For the first time in four days, Bryce Harper came out to the field Thursday evening and took batting practice with his teammates. He ran in the outfield, under the watchful eyes of the Washington Nationals’ trainers, and tested his swollen left knee.

But he was still not in the lineup, and the bursitis in his knee is still an issue.

The hope is he will be ready to return to the lineup by Friday, when the Nationals visit the Atlanta Braves for what figures to be another installment of a highly intriguing season series between the divisional rivals. The Nationals trailed the Braves by 4 ½ games before Thursday’s games.

“He’s shooting for [Friday],” manager Davey Johnson said.

But it’s difficult to know if that hope will become a reality until the Nationals’ integral outfielder arrives at Turner Field. The swelling in his knee is down, but not gone. The pain is less, but still evident.

The fear he could aggravate it by sliding — whether in the outfield or on the basepaths — is present.
“I’m not going to go out there and play 75 percent and one thing is going to make it blow up,” Harper said. “I just don’t want to make it worse and then be out for six weeks or something.”

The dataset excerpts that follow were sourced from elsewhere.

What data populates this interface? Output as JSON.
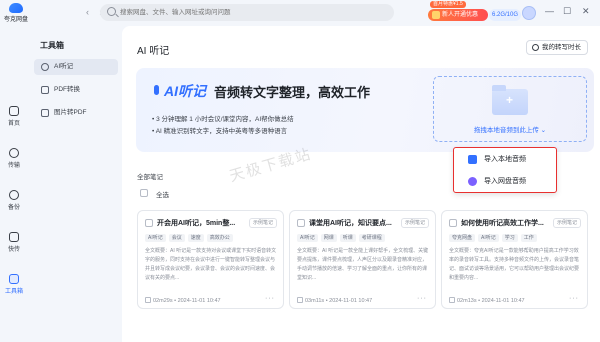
{
  "app": {
    "logo_text": "夸克网盘"
  },
  "nav": {
    "arrows": "‹ ›"
  },
  "search": {
    "placeholder": "搜索网盘、文件、输入网址或询问问题"
  },
  "promo": {
    "tag": "首月特惠¥1.5",
    "label": "新人开通优惠"
  },
  "storage": {
    "label": "6.2G/10G"
  },
  "window": {
    "minimize": "—",
    "maximize": "☐",
    "close": "✕"
  },
  "rail": [
    {
      "label": "首页"
    },
    {
      "label": "传输"
    },
    {
      "label": "备份"
    },
    {
      "label": "快传"
    },
    {
      "label": "工具箱"
    }
  ],
  "sidebar": {
    "title": "工具箱",
    "items": [
      {
        "label": "AI听记"
      },
      {
        "label": "PDF转换"
      },
      {
        "label": "图片转PDF"
      }
    ]
  },
  "main": {
    "title": "AI 听记",
    "my_button": "我的转写时长"
  },
  "banner": {
    "brand": "AI听记",
    "title": "音频转文字整理，高效工作",
    "bullets": [
      "• 3 分钟理解 1 小时会议/课堂内容，AI帮你做总结",
      "• AI 精准识别转文字，支持中英粤等多语种语言"
    ],
    "drop_text": "拖拽本地音频到此上传 ⌄"
  },
  "notes": {
    "section_label": "全部笔记",
    "select_all": "全选"
  },
  "cards": [
    {
      "title": "开会用AI听记，5min整...",
      "badge": "示例笔记",
      "tags": [
        "AI听记",
        "会议",
        "速度",
        "高效办公"
      ],
      "body": "全文概要：AI 听记是一款支持对会议或课堂下实时语音转文字的服务，同时支持在会议中进行一键智能转写整理会议与并且转写成会议纪要，会议录音、会议的会议时间速度、会议有关的要点...",
      "duration": "02m29s",
      "date": "2024-11-01 10:47"
    },
    {
      "title": "课堂用AI听记，知识要点...",
      "badge": "示例笔记",
      "tags": [
        "AI听记",
        "网课",
        "听课",
        "考研课程"
      ],
      "body": "全文概要：AI 听记是一款全能上课好帮手，全文梳理、关键要点提炼，课件要点梳理，人声区分以及跟录音精准对应，手动调节播放的倍速、学习了解全面的重点，让你所有的课堂知识...",
      "duration": "03m11s",
      "date": "2024-11-01 10:47"
    },
    {
      "title": "如何使用听记高效工作学...",
      "badge": "示例笔记",
      "tags": [
        "夸克网盘",
        "AI听记",
        "学习",
        "工作"
      ],
      "body": "全文概要：夸克AI听记是一款能够帮助用户提高工作学习效率的录音转写工具。支持多种音频文件的上传，会议录音笔记、面试访谈等场景适用，它可以帮助用户整理出会议纪要和重要内容...",
      "duration": "02m13s",
      "date": "2024-11-01 10:47"
    }
  ],
  "menu": {
    "items": [
      {
        "label": "导入本地音频",
        "color": "#3370ff"
      },
      {
        "label": "导入网盘音频",
        "color": "#7b61ff"
      }
    ]
  },
  "watermark": "天极下载站",
  "colors": {
    "accent": "#3370ff",
    "highlight": "#e8302f"
  }
}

It’s left Harper and the Nationals in a frustrating situation.

The issue is such that the Nationals’ doctors are confident there is no structural damage in Harper’s knee, and that he cannot worsen the problem or have it lead to a significant injury by playing through it.
General manager Mike Rizzo said Tuesday it is “not a debilitating injury.”

“It’s a nuisance injury,” he said. “The injury doesn’t get worse with wear and tear. When the swelling goes down and he’s able to play, he’s able to play.”

But it’s painful, and as long as the inflammation is present, the possibility of aggravating it and keeping it inflamed longer is obvious.


The fact that Harper was taking batting practice on the field, his second day of hitting after doing so in the cage Wednesday, was a good thing for the Nationals. But as Johnson walked away from the batting cage, his evaluation of Harper was that he still looked a little “gimpy.”

“It’s mostly on how [he] feels,” Johnson said. “I think it’s lessened enough to where he feels a lot better about it. But until he goes out there and does a few things, he’s not going to know. He says it doesn’t bother him to hit, but we’re not going to have a designated hitter in Atlanta.”

The Nationals hope the swelling will continue to reduce — and that they won’t have to do something drastic such as drain the knee, although that does not appear to be a consideration at this point. The belief remains that Harper will not require a disabled list stint.